Existem inúmeros casos de benefícios com o uso dessas substâncias no tratamento de doenças, como conta Débora. “Hoje as pesquisas mostram que pacientes sofrendo por traumas podem melhorar do quadro com uso de MDMA, acompanhados de terapeutas em ambiente seguro, onde suas alterações de consciência e dos sentidos permitem que as memórias da vivência traumática sejam sentidas de forma menos dolorosa e, portanto, possam ser reelaboradas. Também o uso de cogumelos acompanhado de terapeutas pode ajudar na melhora da depressão, podendo esse efeito ser bastante rápido, acontecendo já imediatamente após o início da “viagem psicodélica”, que dura poucas horas. Por fim, existe o interesse em doses baixas de psicodélicos, a serem usadas em casa pelo paciente, da mesma forma como se usam os medicamentos psiquiátricos. É a chamada terapia com microdoses, sendo as de LSD e de cogumelos as mais conhecidas”.

Apesar disso, o debate sobre a legalização de drogas no Brasil é pautado pelo conservadorismo e moralismo de grupos políticos e sociais que impedem uma conversa séria sobre o assunto.

“A moralidade serve para manter a opinião pública contrária a uma regulação responsável e isso alimenta o discurso político […] que se preocupa com o número de eleitores que podem perder”, afirma Renato Filev, coordenador científico da Plataforma Brasileira de Política das Drogas (PBPD). Para ele, há muitas organizações envolvidas no embargo à discussão sobre a legalização das drogas, que passa da política à polícia, da religião às milícias que se beneficiam do lucro obtido pelo tráfico ilegal dessas substâncias.
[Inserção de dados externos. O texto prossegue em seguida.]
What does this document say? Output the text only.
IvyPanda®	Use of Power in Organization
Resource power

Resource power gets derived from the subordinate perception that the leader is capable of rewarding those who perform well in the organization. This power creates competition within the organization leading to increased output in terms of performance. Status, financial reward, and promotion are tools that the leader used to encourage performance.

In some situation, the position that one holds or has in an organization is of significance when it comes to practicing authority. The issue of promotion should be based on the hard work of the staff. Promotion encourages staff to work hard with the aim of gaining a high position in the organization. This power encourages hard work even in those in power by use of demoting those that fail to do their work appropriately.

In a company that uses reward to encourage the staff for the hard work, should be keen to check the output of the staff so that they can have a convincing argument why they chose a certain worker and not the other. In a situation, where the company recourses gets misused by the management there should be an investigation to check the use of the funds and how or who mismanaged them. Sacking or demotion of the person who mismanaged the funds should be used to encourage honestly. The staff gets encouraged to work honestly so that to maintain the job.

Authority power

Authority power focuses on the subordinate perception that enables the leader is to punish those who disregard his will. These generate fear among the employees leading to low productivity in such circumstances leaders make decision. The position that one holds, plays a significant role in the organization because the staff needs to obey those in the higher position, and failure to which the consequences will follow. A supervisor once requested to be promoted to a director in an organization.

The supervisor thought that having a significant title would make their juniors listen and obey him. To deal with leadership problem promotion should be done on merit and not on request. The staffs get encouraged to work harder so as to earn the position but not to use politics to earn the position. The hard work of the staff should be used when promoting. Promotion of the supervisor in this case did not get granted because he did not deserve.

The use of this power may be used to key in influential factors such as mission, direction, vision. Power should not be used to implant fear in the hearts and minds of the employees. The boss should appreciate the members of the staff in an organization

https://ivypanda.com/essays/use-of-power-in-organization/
Mesmo com todos os benefícios sendo estudados e testados, Débora faz um alerta para os possíveis riscos. “Podem acontecer interação dos psicodélicos com as medicações usadas. Por exemplo, essas substâncias podem agir nos mesmos sistemas de neurotransmissores que algumas medicações, gerando um excesso de neurotransmissão, com efeitos prejudiciais e até potencialmente graves. […] Também é importante lembrar que pessoas com alguns diagnósticos psiquiátricos, como esquizofrenia, transtorno bipolar grave ou outras vulnerabilidades, não devem usar psicodélicos em nenhuma hipótese, pois podem acontecer crises”. Ela conclui dizendo que todo tratamento com psicodélicos deve ter orientação médica adequada.
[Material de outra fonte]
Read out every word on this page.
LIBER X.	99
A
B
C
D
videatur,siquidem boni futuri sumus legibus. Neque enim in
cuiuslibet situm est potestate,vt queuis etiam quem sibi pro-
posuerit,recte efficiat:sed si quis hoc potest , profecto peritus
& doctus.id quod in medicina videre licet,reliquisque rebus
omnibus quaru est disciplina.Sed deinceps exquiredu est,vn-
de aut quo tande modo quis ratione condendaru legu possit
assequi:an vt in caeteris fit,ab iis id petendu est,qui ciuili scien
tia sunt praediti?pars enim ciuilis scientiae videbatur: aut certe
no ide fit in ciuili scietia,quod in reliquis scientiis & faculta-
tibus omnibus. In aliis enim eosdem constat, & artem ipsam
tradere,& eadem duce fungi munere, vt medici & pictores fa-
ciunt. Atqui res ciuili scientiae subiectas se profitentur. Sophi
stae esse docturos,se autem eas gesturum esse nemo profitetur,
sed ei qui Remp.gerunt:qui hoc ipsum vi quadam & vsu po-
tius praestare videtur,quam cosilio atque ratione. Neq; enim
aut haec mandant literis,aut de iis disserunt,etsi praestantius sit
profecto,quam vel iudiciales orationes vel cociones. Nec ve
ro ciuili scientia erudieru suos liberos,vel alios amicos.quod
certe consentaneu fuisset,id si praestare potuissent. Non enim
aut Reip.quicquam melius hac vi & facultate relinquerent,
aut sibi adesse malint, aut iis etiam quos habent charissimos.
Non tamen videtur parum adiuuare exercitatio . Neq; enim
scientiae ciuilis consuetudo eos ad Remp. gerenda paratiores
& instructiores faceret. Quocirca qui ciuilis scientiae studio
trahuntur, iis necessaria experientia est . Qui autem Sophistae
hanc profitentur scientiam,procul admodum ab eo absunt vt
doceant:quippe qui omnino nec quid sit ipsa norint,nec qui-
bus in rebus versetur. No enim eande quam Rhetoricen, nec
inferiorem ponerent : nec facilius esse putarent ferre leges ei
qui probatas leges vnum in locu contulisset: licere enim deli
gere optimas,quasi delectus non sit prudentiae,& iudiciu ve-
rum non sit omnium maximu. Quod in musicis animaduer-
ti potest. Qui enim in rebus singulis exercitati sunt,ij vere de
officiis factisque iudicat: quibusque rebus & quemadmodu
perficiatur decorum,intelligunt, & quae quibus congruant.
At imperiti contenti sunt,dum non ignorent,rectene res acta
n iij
Para o futuro dessas drogas no Brasil, o cenário é promissor. Com a autorização do uso de algumas substâncias para tratamentos pela FDA, agência que regula a saúde pública dos Estados Unidos, espera-se que esse caminho seja seguido pela ANVISA nos próximos anos.

Especialistas concordam que o preconceito que cerca os psicodélicos, como drogas pesadas ou viciantes, por exemplo, prejudica a caminhada rumo a sua legalização no Brasil. Os caminhos para que isso ocorra são a continuidade dos estudos nas universidades e empresas privadas, o fomento ao debate sobre os psicodélicos e a conscientização, principalmente através da mídia, sobre como seu uso poderia ajudar muitas pessoas a terem mais qualidade de vida.